Another click in the back of his mind, another piece of the puzzle coming into view. “A human company?” He caught a hint of vanilla and lavender as Sophia moved to stand on Nikita’s other side, and the scent was a slow stroke across his senses, a sensual reminder that his body had chosen this woman and had no intention of changing its mind.
“Yes,” Nikita said. Then, using the command pad on the side of the screen, she brought up a three-dimensional model of the Duncan high-rise, drilling down until they were staring at a cross section of the relevant elevator shaft. “Access to this elevator is difficult but not impossible. However, access to the shaft itself is strictly controlled—computronic security, twenty-four-hour surveillance.”
“Emergency hatch in the elevator?” Max asked.
“Sounds an immediate alarm if it’s so much as touched.”
Max understood the import of her statement when she used a red
X
to mark the place where the charge had been laid.
Above
the elevator.
Mind beginning to hum with the exhilaration that came from knowing a case was starting to take shape, he tapped the screen, rotating the image until he could’ve drawn it from memory. “Someone inside had to have either greased the wheels for the saboteurs or done the job himself.” And the two, he thought, weren’t necessarily connected.
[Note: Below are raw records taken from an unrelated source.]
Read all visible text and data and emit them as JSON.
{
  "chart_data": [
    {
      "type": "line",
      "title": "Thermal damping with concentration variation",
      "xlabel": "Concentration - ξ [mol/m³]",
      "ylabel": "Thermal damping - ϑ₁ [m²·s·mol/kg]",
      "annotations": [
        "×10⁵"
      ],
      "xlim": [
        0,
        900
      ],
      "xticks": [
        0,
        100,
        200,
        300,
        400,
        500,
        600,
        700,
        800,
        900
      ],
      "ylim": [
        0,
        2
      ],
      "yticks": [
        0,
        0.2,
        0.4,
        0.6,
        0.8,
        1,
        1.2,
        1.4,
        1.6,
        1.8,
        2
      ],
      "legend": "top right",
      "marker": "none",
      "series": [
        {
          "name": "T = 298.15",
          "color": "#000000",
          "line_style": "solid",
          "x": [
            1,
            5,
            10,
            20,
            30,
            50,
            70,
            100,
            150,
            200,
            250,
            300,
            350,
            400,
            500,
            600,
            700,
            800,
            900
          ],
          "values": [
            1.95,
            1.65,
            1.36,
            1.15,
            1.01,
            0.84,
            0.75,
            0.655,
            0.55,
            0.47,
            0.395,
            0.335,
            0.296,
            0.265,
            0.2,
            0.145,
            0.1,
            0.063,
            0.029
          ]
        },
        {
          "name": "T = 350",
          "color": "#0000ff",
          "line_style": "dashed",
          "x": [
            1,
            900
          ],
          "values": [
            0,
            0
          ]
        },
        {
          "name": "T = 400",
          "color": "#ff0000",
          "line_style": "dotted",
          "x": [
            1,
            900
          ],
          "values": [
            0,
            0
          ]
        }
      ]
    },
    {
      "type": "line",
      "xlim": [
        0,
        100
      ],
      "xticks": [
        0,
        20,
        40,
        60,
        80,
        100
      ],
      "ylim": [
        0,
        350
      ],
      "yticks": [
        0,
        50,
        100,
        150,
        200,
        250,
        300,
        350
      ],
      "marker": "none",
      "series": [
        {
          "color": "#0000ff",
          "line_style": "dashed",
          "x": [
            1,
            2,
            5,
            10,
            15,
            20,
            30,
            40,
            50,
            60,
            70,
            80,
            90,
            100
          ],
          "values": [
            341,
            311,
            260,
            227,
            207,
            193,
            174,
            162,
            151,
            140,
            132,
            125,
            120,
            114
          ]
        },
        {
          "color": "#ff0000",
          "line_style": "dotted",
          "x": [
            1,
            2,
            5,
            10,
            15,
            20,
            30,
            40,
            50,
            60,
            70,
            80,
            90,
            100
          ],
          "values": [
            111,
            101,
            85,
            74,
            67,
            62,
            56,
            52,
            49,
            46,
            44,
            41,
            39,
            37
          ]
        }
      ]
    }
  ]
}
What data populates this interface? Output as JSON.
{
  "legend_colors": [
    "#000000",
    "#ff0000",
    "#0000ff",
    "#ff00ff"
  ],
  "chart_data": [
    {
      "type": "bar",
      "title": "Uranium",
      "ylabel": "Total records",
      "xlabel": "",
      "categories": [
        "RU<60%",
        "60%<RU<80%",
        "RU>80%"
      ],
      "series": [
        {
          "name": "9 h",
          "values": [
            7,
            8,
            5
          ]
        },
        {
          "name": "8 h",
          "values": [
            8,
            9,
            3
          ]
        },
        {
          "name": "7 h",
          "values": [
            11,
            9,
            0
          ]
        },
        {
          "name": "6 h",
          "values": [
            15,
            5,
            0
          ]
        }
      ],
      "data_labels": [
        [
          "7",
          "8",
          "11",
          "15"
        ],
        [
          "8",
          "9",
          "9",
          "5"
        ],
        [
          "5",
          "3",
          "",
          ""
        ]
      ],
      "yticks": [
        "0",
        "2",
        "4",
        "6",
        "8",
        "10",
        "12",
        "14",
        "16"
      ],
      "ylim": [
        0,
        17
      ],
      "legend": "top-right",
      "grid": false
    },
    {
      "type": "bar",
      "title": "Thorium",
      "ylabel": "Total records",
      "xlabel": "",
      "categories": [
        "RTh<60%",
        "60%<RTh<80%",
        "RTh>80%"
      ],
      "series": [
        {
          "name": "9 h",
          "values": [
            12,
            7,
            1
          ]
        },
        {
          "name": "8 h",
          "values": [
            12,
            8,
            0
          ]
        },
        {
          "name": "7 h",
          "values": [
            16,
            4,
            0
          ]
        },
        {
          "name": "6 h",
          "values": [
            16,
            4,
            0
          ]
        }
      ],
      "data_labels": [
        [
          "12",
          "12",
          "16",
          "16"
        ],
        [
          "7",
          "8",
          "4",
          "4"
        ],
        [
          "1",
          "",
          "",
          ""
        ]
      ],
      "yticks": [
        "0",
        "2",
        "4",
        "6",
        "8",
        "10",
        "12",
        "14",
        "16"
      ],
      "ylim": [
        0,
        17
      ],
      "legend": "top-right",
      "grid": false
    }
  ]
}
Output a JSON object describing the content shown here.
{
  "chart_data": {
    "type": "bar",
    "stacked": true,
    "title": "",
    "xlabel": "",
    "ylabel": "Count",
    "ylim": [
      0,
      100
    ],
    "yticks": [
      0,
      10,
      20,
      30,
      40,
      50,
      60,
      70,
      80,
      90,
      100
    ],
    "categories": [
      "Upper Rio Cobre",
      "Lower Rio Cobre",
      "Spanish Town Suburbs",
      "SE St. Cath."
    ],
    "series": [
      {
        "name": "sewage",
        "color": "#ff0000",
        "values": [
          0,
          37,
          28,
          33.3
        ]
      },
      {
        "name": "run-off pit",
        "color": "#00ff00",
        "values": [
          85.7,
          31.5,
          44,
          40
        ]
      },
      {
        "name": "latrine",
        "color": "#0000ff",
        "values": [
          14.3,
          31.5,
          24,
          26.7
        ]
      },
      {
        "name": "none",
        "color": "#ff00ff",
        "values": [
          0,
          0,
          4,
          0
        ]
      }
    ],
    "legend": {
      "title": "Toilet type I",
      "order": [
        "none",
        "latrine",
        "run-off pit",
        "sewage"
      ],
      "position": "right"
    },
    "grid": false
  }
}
A smart man might’ve become aware of the Alliance’s plans, used them to further his own agenda. “Surveillance footage?”
“By the time I realized the significance of where the charge had been placed, that footage was gone, erased.”
Sophia stirred, bringing up something on her organizer. “The list of those with the security clearance to successfully execute such an erasure is very short and includes every individual in your inner circle.”
“Precisely, Ms. Russo.”
“I don’t seem to have the name of your security chief.”
“He’s dead.” Brisk words coated in frost. “He was killed in an accidental fall three weeks before the assassination attempt.”
Max folded his arms, his gut tight. “He was the first victim.”
“Yes, I’ve come to believe so.”
Sophia looked up from her organizer. “You haven’t hired a replacement.”
“No—I haven’t found the right candidate. The assistant chief is doing an unobjectionable job at present.”
Max stared at the image of the Duncan building, but he wasn’t really seeing it. There was dedication here, he thought, a long-term commitment that had to rise from a very specific motive—and whatever that motive was, it was about more than the thrill of murder. “You’re telling me,” he said to Nikita, “that you no longer trust anyone in your inner circle.”